Polished look: Fine-tuning F24 cadence ahead of Q1 results, PT to $57
Our view: Fine-tuning the cadence of F24 financial forecasts ahead of Q1 results, but overall view broadly unchanged and consistent with management guidance during/since the Q4 release: near-term results won't be pretty as transient headwinds moderate EBITDA margin by approximately 1,000 bps in H1, ~400 bps overall for F24E before normalizing in F25E. Transient margin pressure, diminished visibility, and investor concerns around sustainability of demand against the backdrop of consumer disposable income headwinds are likely to weigh on near-term sentiment. Reiterating SP rating, price target to $57 (-$3).
Key points:
Forecasting EPS $0.11, consensus range $0.07-$0.11 (average: $0.09) when ATZ reports Q1 July 11. Fine-tuning Q1E SSS to reflect cool weather late into spring trims 3% from our revenue forecast to $462.5 MM (+13.4% Y/Y), guidance range $450-460 MM underpinned by accelerating US penetration/FX tailwind to revenues estimated at 3.5%, growth of omnichannel and expansion into new categories. Also fine-tuning the cadence of GM% pressure in H1, still 600 bps headwind overall but skewed to Q2 as ATZ cycles incremental airfreight, more of a headwind to Q1 Y/Y.

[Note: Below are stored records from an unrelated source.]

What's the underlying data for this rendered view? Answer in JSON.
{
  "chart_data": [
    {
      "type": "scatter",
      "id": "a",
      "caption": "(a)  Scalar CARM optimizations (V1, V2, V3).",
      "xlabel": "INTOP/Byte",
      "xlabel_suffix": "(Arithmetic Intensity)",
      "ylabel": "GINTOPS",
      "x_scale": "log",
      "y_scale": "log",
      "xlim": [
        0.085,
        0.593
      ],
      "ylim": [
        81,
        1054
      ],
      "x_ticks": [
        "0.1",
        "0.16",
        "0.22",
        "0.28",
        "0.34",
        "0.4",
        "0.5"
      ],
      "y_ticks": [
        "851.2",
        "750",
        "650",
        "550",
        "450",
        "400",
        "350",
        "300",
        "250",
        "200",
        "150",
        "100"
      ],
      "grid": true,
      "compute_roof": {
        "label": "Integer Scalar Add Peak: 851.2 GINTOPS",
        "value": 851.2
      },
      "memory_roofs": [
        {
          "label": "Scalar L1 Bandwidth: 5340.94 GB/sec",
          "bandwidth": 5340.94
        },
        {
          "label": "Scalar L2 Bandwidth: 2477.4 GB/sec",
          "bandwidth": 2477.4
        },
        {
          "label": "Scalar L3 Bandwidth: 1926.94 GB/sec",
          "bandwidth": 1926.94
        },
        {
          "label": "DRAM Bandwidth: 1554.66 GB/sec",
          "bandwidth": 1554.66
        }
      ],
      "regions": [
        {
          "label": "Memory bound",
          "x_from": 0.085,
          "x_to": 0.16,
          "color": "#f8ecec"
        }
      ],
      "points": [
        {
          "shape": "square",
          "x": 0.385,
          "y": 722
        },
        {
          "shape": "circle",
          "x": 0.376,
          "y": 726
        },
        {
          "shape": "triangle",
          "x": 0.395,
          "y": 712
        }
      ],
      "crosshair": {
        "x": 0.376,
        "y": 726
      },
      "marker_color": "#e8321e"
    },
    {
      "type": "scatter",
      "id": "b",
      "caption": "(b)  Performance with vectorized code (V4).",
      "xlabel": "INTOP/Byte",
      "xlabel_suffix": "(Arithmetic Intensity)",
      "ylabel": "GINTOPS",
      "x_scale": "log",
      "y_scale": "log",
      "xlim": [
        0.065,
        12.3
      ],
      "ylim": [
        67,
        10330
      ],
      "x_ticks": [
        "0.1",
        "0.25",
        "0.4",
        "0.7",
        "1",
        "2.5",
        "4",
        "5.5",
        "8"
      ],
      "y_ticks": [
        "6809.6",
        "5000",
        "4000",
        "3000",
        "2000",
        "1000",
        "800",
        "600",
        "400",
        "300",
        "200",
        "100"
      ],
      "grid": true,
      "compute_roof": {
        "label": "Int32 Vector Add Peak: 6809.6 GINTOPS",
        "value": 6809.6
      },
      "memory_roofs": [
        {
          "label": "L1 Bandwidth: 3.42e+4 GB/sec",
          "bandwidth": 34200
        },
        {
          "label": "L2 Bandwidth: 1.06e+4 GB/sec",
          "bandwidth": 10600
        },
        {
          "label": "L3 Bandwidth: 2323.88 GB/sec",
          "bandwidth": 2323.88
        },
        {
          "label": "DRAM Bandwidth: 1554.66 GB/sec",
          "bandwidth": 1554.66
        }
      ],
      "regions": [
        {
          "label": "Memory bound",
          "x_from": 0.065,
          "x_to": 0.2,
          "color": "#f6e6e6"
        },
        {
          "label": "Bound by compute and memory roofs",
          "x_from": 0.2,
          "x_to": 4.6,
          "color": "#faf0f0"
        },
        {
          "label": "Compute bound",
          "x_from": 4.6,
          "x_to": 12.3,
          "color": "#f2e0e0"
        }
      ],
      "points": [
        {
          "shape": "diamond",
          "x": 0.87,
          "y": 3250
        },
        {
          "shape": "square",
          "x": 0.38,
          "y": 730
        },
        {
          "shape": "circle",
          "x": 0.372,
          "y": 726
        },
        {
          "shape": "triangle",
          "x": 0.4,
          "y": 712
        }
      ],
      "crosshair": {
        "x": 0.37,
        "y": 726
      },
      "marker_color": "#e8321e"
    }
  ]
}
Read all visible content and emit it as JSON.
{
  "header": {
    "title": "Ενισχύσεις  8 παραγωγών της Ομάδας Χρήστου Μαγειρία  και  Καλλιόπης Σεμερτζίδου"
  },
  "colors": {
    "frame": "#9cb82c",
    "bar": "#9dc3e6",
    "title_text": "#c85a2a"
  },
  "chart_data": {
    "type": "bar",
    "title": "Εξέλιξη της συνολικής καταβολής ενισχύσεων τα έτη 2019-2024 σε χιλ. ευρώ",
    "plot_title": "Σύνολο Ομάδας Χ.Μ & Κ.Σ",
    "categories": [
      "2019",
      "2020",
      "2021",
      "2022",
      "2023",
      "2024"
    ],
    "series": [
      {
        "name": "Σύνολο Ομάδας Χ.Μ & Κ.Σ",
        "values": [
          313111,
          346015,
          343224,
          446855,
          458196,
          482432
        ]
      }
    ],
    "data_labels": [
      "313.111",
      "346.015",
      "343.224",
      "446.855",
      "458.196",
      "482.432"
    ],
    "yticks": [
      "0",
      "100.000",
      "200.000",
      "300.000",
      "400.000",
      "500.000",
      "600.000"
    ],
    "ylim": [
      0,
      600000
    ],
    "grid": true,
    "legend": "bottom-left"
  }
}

Balance of our assumptions broadly unchanged, save for timing and magnitude of the NCIB, which we eliminated for F24E and moderated for F25E and beyond. Against the backdrop of accelerating investments and uncertainty over discretionary consumer spending, share repurchases likely de minimis and used primarily for anti-dilutive purposes for the foreseeable future. According to regulatory filings, ATZ repurchased 85k shares in Q1 for $3 MM.
F24E reflects transient margin pressure, rebound expected F25+. Our F24E EBITDA margin 12.1% reflects: i) 12.6% top line growth to $2.47B vs guidance range $2.42-2.50B and includes an extra week, ii) transient GM% pressure -230 bps Y/Y broadly consistent with guidance -200 bps reflecting inflationary pressures, normalized markdowns, incremental warehousing costs, and pre-opening lease amortization partly offset by cycling of prior year airfreight headwind, and iii) SG&A ratio +155 bps (guidance +150 bps) reflecting investments in talent and wage inflation, and DC project costs. Looking ahead to F25, management is confident that product margin improvements, efficiencies and lower transient cost pressures should fully reconstitute EBITDA margin relative to F23A 16%, with upside (RBC CM: 16.1%).
Trimming target multiples from 13x to 12.5x EBITDA and from 25x to 24.5x EPS to reflect near-term earnings visibility and shift in interest rate outlook, PT to $57 (-$3). Maintaining SP rating. Target multiples reflect LT growth trajectory but heightened NT uncertainty, SP rating reflects sector exposure/positioning relative to other SMID-cap names.